[staticassertion]

Is authorized keys important here? If I send the server my password, it has my password. If I send a server my public key, that's a lot less severe. If an attacker is on the server I expect that the difference is obvious?

[LinuxBender]

Both are vulnerable to phishing via malicious scripts. One could even argue that keys are more dangerous if the attacker can append their own key into authorized_keys one host at a time. Some might be surprised how incredibly easy it is to get a percentage of technical people on an email distribution to execute a script without fully understanding it and this is even leaving things out like compromising npm repositories. Said script can drop a key into authorized_keys or drop a custom key and create an outbound session invoking a gateway port allowing the attack to ssh to the host even if they have no inbound ports open. From there one can repeat the process as access is gained first at the workstation or laptop, then the jump host then build servers, repository servers, staging servers and ultimately production servers.

SSH is a power communications tool. It is equally powerful to both the authorized user and to attackers in my experience. It is often poorly managed if even managed at all even in the most sensitive environments in some of the most high profile organizations.

[staticassertion]

How would you phish my private key?

[LinuxBender]

I would not. I would phish you running a script that adds my public key to your authorized_keys and would ssh from your client in the background creating a gateway port back to you. At that point I can get your ssh keys and just about anything else. If systems in your org allow ssh multiplexing default is enabled then I can also piggy-back your sessions bypassing MFA/2FA.

I say you but I mean most people. I'm certain that you specifically would not fall for it but about 10% [1] of technical people will.

[1] - stats based on past career and testing of a large technical population.

[staticassertion]

I'm not sure I understand the attack. I connect to a server that you, the attacker, are on. How does your attack get my private key? Assuming I'm not forwarding my key, and you're not on my laptop.

[LinuxBender]

You run a script that has obfuscated code. The script is "broken" and has an easy problem for you to identify for me. You feel good about finding my amateur mistake.

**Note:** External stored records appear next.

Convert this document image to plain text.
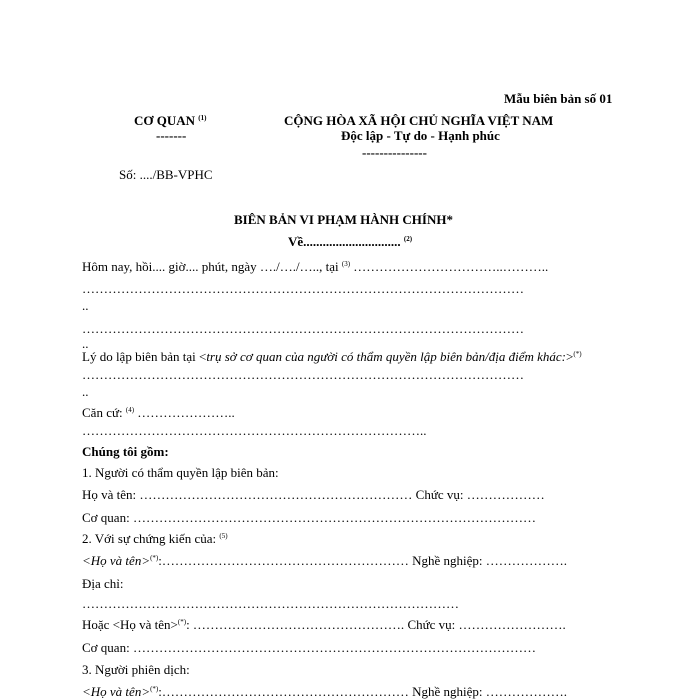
Mẫu biên bản số 01
CƠ QUAN $^{(1)}$
-------
CỘNG HÒA XÃ HỘI CHỦ NGHĨA VIỆT NAM
Độc lập - Tự do - Hạnh phúc
---------------
Số: ..../BB-VPHC
BIÊN BẢN VI PHẠM HÀNH CHÍNH*
Về.............................. $^{(2)}$
Hôm nay, hồi.... giờ.... phút, ngày …./…./….., tại $^{(3)}$ ……………………………..………..
…………………………………………………………………………………………
..
…………………………………………………………………………………………
..
Lý do lập biên bản tại <trụ sở cơ quan của người có thẩm quyền lập biên bản/địa điểm khác:>(*)
…………………………………………………………………………………………
..
Căn cứ: $^{(4)}$ …………………..
……………………………………………………………………..
Chúng tôi gồm:
1. Người có thẩm quyền lập biên bản:
Họ và tên: ……………………………………………………… Chức vụ: ………………
Cơ quan: …………………………………………………………………………………
2. Với sự chứng kiến của: $^{(5)}$
<Họ và tên>(*):………………………………………………… Nghề nghiệp: ……………….
Địa chỉ:
……………………………………………………………………………
Hoặc <Họ và tên>(*): …………………………………………. Chức vụ: …………………….
Cơ quan: …………………………………………………………………………………
3. Người phiên dịch:
<Họ và tên>(*):………………………………………………… Nghề nghiệp: ……………….
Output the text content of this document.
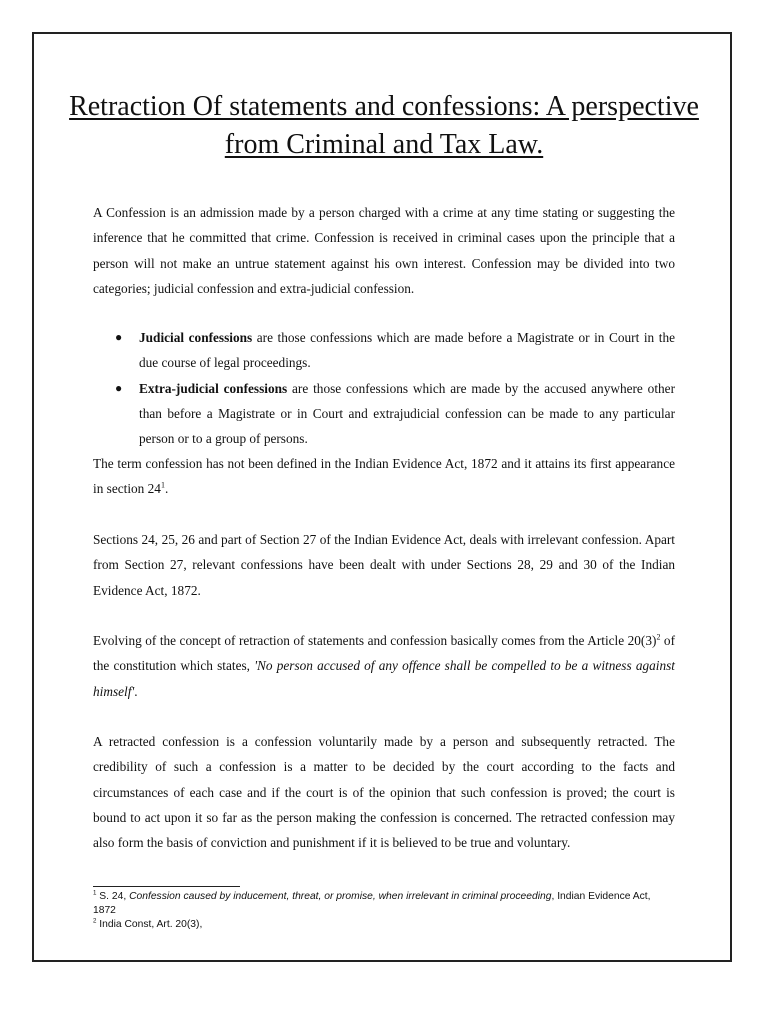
Retraction Of statements and confessions: A perspective from Criminal and Tax Law.

A Confession is an admission made by a person charged with a crime at any time stating or suggesting the inference that he committed that crime. Confession is received in criminal cases upon the principle that a person will not make an untrue statement against his own interest. Confession may be divided into two categories; judicial confession and extra-judicial confession.

● Judicial confessions are those confessions which are made before a Magistrate or in Court in the due course of legal proceedings.
● Extra-judicial confessions are those confessions which are made by the accused anywhere other than before a Magistrate or in Court and extrajudicial confession can be made to any particular person or to a group of persons.

The term confession has not been defined in the Indian Evidence Act, 1872 and it attains its first appearance in section $24^1$.

Sections 24, 25, 26 and part of Section 27 of the Indian Evidence Act, deals with irrelevant confession. Apart from Section 27, relevant confessions have been dealt with under Sections 28, 29 and 30 of the Indian Evidence Act, 1872.

Evolving of the concept of retraction of statements and confession basically comes from the Article $20(3)^2$ of the constitution which states, 'No person accused of any offence shall be compelled to be a witness against himself'.

A retracted confession is a confession voluntarily made by a person and subsequently retracted. The credibility of such a confession is a matter to be decided by the court according to the facts and circumstances of each case and if the court is of the opinion that such confession is proved; the court is bound to act upon it so far as the person making the confession is concerned. The retracted confession may also form the basis of conviction and punishment if it is believed to be true and voluntary.

$^1$ S. 24, Confession caused by inducement, threat, or promise, when irrelevant in criminal proceeding, Indian Evidence Act, 1872

$^2$ India Const, Art. 20(3),
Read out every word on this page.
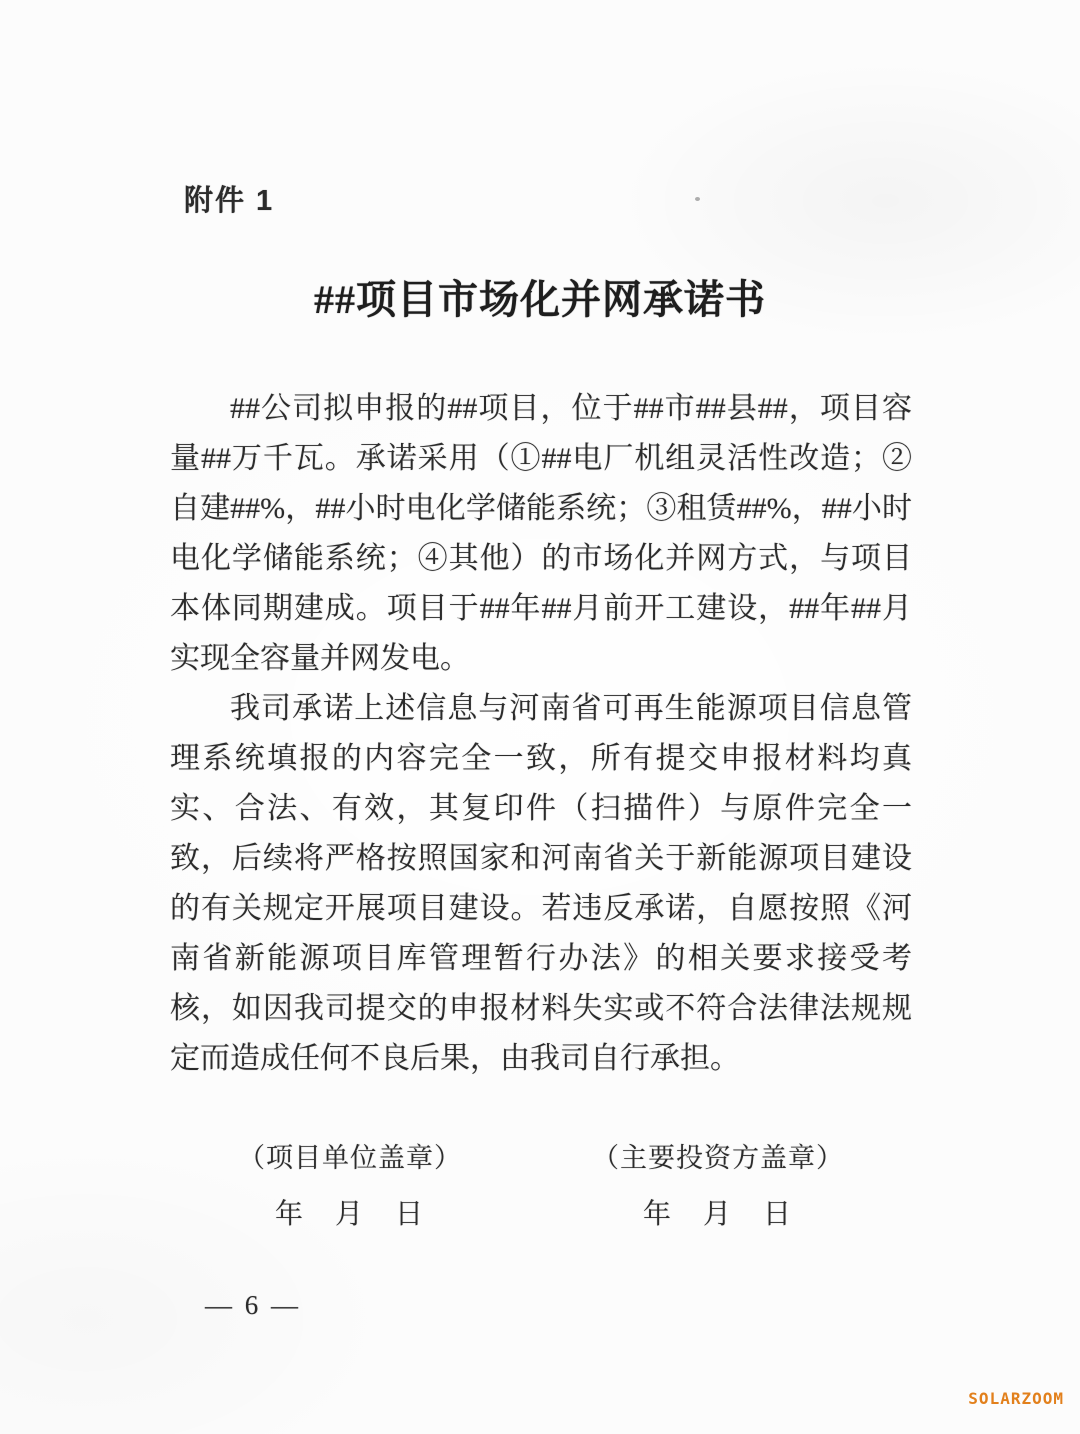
附件 1
##项目市场化并网承诺书

##公司拟申报的##项目，位于##市##县##，项目容量##万千瓦。承诺采用（①##电厂机组灵活性改造；②自建##%，##小时电化学储能系统；③租赁##%，##小时电化学储能系统；④其他）的市场化并网方式，与项目本体同期建成。项目于##年##月前开工建设，##年##月实现全容量并网发电。

我司承诺上述信息与河南省可再生能源项目信息管理系统填报的内容完全一致，所有提交申报材料均真实、合法、有效，其复印件（扫描件）与原件完全一致，后续将严格按照国家和河南省关于新能源项目建设的有关规定开展项目建设。若违反承诺，自愿按照《河南省新能源项目库管理暂行办法》的相关要求接受考核，如因我司提交的申报材料失实或不符合法律法规规定而造成任何不良后果，由我司自行承担。

（项目单位盖章）
年　月　日
（主要投资方盖章）
年　月　日
— 6 —
SOLARZOOM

In the background the script has dropped my public ssh key either into your authorized_keys if you have sshd running, or into a random location if you do not and launches sshd as you in the background if it is not running. It can be on a high random port listening on 127.0.0.1, this is fine.

The script also backgrounds an outbound connection to a machine I control enabling a gateway port that I can use to SSH back to your machine even if you are behind a firewall. It will tell me if you have ssh listening on 22 or on the loopback and what port. My tunneled ssh connection will utilize that ssh key I appended or dropped. I am not on your machine as you. That back-grounded connection can also be added to your .[a-z]* shell login files based on the shell you are using at the time so that if you reboot the tunnel is recreated.

Now I am on your machine as you and I can grab your private keys, ride along your existing SSH channels that you have authenticated with your 2FA/MFA provider assuming the hosts you connect to leave multiplexing enabled, connect to your browser and watch the console http session data and so much more.

This scenario will technically work on most peoples setup. About 10% of people will run the script. No hacker tools or malware required, just an obfuscated script. This will never be detected by anti-malware software. The script language will depend on what I think your organization uses. It could be python, perl, ruby, go, java, bash, anything really.

The only technical mitigating control would be to limit where the person can make an outbound connection. i.e. pre-approve TCP destinations. If a laptop or workstation can SSH to a random cloud provider then the script will work.

[staticassertion]

You're not on my machine. You're on the server. You still don't have my private key.